This 1/2 price thing keeps getting brought up over and over again.
So someone explain how we get health care for 1/2 off? If you eliminated the insurance companies you would get maybe 5%.
You could reimburse below cost and bankrupt the providers, or you could severely ration health care.
Just how is this magic to be done and please don't say "Private insurance sucks..." because they are a very small part of the two trillion paid each year. You might as well say that that ten dollar raise a week will allow you to go from a Geo Metro to a Mercedes.
So how precisely does this work?
I don't know if the 1/2 off is accurate or not. There are a lot of statistics floating around about healthcare systems in other countries, and they can be mistated, over-generalized, and manipulated.
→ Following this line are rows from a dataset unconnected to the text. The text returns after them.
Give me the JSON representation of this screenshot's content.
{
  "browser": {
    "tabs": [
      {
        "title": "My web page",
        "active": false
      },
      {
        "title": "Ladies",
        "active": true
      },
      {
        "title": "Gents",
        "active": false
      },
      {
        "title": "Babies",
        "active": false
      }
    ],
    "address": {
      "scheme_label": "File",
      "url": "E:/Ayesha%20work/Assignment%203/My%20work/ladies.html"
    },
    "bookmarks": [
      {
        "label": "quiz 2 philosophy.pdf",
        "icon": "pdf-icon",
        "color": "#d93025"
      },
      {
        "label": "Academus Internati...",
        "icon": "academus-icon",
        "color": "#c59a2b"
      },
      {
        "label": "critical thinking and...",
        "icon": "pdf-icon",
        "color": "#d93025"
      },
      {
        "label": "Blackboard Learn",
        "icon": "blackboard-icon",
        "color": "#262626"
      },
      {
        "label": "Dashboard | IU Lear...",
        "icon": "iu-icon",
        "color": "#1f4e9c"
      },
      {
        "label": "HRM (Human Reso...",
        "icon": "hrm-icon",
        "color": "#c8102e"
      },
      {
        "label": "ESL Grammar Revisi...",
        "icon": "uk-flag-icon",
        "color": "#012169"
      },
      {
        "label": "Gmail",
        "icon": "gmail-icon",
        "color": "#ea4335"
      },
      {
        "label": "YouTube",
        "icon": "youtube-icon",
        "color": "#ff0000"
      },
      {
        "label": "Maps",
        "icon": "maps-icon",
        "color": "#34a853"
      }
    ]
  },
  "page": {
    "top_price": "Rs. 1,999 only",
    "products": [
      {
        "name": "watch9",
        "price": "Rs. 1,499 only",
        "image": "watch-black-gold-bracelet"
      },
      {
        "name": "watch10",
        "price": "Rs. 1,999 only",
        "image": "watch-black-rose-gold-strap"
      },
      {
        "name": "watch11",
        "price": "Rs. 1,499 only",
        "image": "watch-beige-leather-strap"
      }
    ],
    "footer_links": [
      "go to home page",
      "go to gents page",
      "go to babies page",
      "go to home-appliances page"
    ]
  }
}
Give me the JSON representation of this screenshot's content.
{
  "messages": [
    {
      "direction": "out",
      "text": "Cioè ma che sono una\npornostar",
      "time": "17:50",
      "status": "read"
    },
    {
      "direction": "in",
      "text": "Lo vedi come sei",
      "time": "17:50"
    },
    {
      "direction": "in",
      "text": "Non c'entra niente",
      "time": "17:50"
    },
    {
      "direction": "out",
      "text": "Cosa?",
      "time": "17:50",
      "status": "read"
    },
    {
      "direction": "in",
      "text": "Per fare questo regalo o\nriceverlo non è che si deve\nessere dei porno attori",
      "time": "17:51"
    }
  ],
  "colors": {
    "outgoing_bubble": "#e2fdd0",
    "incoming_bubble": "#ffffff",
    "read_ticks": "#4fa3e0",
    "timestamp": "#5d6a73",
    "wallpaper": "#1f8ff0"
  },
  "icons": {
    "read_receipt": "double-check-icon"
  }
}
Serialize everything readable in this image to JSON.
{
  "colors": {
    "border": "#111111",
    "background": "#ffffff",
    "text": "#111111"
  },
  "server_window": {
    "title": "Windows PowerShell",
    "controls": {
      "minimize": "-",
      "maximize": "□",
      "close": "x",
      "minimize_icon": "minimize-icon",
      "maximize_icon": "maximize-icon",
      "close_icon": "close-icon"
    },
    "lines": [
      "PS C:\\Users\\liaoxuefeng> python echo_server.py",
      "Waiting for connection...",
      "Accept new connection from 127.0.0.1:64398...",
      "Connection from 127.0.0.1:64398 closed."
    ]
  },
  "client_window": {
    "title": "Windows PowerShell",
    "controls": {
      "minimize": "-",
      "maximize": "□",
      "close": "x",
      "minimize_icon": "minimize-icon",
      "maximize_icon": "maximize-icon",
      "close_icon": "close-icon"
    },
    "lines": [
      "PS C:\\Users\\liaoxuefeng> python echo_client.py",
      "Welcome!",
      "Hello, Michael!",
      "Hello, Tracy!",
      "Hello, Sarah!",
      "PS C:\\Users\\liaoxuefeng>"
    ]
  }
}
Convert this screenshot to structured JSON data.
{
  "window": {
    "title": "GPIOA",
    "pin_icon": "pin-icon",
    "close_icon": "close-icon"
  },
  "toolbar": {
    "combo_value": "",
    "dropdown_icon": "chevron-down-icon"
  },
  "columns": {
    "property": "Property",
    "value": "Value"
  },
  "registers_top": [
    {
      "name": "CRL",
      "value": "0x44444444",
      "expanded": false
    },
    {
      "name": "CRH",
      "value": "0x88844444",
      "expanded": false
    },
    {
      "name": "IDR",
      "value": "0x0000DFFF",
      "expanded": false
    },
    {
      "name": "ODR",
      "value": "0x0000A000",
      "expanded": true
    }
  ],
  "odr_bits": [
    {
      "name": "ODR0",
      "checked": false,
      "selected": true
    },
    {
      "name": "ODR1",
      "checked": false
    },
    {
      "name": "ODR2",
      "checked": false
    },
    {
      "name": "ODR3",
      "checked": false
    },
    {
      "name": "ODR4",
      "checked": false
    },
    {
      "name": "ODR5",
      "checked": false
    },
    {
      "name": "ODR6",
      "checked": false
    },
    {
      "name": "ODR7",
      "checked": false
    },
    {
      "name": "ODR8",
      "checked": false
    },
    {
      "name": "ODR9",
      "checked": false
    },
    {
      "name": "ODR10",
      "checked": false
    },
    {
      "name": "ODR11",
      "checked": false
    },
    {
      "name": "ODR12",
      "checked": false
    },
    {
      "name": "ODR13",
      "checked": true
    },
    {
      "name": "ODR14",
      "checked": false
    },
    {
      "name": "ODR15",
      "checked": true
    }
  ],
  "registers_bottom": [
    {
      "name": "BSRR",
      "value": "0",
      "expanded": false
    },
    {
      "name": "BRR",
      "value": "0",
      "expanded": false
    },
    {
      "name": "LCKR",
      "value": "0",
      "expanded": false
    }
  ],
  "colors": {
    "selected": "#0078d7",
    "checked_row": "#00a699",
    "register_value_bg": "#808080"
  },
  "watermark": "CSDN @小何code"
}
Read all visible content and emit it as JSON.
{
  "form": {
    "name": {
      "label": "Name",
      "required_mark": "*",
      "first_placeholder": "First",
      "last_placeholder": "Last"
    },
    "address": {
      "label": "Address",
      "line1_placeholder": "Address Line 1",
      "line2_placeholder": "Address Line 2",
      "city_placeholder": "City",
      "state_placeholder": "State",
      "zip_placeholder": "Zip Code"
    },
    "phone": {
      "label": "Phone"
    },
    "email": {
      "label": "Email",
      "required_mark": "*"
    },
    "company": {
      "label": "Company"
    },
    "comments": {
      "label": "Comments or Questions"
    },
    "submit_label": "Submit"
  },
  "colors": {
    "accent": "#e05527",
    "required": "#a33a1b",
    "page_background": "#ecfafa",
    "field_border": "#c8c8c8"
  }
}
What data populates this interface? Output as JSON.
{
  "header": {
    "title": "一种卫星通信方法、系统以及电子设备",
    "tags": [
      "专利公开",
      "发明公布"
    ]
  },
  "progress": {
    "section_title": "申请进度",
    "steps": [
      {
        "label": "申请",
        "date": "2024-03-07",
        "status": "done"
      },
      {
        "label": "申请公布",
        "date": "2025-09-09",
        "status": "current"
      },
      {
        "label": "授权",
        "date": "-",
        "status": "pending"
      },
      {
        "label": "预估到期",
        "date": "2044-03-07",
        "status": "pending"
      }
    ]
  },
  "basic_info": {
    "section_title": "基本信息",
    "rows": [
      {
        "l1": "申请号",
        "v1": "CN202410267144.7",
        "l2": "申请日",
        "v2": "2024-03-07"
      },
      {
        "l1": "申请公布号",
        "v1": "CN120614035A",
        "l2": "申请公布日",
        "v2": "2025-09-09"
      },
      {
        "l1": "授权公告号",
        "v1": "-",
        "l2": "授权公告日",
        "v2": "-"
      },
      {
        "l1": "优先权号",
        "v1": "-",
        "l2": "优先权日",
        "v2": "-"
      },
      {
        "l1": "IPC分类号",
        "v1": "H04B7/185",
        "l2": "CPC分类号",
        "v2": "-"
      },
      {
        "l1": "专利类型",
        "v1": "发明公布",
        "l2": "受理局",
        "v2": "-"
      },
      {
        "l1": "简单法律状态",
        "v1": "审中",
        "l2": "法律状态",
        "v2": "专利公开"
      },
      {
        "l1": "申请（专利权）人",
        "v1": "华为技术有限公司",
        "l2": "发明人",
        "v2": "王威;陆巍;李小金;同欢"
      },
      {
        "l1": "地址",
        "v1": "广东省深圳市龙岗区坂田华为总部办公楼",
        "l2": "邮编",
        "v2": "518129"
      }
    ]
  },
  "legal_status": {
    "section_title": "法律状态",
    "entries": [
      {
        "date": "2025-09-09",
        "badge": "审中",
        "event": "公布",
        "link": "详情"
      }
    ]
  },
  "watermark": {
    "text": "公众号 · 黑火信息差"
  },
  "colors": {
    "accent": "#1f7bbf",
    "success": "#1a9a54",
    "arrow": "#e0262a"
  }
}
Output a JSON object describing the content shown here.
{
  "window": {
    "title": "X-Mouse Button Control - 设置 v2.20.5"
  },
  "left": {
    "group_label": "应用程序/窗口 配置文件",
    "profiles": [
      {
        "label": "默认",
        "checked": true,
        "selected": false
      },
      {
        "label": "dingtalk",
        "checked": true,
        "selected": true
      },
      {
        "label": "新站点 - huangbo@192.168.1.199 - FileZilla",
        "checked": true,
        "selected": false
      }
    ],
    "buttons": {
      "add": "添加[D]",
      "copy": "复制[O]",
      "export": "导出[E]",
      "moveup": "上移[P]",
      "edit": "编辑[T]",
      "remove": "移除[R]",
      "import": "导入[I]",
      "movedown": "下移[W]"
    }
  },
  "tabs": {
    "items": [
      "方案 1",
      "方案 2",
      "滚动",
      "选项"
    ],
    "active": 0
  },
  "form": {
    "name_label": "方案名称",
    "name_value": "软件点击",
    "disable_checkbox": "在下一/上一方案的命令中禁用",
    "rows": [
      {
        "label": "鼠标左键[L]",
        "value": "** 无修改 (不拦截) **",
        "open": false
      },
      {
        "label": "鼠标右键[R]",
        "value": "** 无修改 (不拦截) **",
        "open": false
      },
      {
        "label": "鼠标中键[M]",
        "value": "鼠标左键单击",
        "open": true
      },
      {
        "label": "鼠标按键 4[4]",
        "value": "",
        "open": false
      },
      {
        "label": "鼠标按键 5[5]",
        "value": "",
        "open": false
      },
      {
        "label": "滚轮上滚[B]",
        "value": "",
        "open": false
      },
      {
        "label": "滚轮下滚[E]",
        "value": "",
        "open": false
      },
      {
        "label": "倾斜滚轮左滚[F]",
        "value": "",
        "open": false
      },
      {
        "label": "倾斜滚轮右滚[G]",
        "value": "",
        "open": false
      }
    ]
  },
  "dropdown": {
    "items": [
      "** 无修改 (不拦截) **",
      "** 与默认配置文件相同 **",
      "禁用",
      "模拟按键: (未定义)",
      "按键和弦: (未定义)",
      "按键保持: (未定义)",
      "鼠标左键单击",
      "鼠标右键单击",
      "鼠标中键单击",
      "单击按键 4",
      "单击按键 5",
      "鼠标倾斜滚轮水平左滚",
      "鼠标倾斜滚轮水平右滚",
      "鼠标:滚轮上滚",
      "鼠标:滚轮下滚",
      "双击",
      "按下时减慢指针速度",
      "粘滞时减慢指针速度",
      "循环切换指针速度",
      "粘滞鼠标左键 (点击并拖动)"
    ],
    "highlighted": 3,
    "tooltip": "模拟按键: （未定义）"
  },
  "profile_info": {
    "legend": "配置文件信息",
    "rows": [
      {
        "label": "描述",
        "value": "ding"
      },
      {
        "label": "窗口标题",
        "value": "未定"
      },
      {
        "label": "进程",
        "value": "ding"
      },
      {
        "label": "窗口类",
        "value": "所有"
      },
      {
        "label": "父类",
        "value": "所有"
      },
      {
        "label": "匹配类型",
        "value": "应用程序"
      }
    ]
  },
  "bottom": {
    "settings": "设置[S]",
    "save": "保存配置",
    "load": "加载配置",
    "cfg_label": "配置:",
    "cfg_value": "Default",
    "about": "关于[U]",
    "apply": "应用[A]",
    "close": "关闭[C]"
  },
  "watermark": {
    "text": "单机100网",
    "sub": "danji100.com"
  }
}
However, if your question is serious, I can provide a general answer.
Currently, about 22% of our healthcare costs are administrative. That is private bureacracy, and it has to do with our system of billing for medical services. A typical hospital employs 50-100 people who do nothing but sit around and compile bills, noting every pill dispensed to every patient, every syringe used, etc. That is a massive private bureaucracy. There is then a second bureacracy which mirrors it in the private health insurance companies. Those are the people who review all the bills from the providers and go through every line item, and determine what will be paid and how much, etc.
In a single payor system, the billing system is greatly simplified as hospitals do not generate itemized bills. They are instead paid on a monthly basis, presumably an adjustable amount based on the size of the facility, number of employees, patient volume, equipment, etc. The typical hospital in a single payor system might employ 2-3 people in a billing admin capacity, and the insurance end, which is now public, employs far fewer people to determine payment than private insurers do as the payments are based on certain simple metrics and are vastly less complicated.
This kind of system eliminates jobs for people who work in private insurance, and for people who work in admin on the provider end. That is obviously the tradeoff. However, the benefit in reducing costs is threefold: first, it eliminates most of the enormous admin cost in healthcare. Second, it eliminates insurance company profits from the equation. Third, they don't really allow medical malpractice lawsuits in those systems.
Under this system, the employer no longer has to pay for the employee's healthcare. Healthcare costs are an enormous burden on American business and they make us non-competetive with foreign labor markets. Of course, taxes must be raised to pay for the public insurance, but the tax increase is less than the cost of current, private insurance, because healthcare is cheaper in this system for the reasons already explained. Also, doctors and nurses - the people who really matter as healthcare providers, can make the same money they do under the current system. It is the admin side that takes the hit, not the actual providers.
I used to oppose single payor because I thought it was too much government intervention. However, I have changed my position after reading studies of single payor in comparison to our current system. It's virtue is not that it covers everyone. We can do that here without single payor, and it looks like we're going to do it. The problem is you can't have universal healthcare without reducing the costs or it ends up being paid for entirely by taxpayors and insurance companies get a huge windfall. The virtue of single payor is it covers everyone and is a net savings.
I don't know about 50% savings. You probably can't achieve that without reducing the quality of care, but I can see saving about a third off our current system.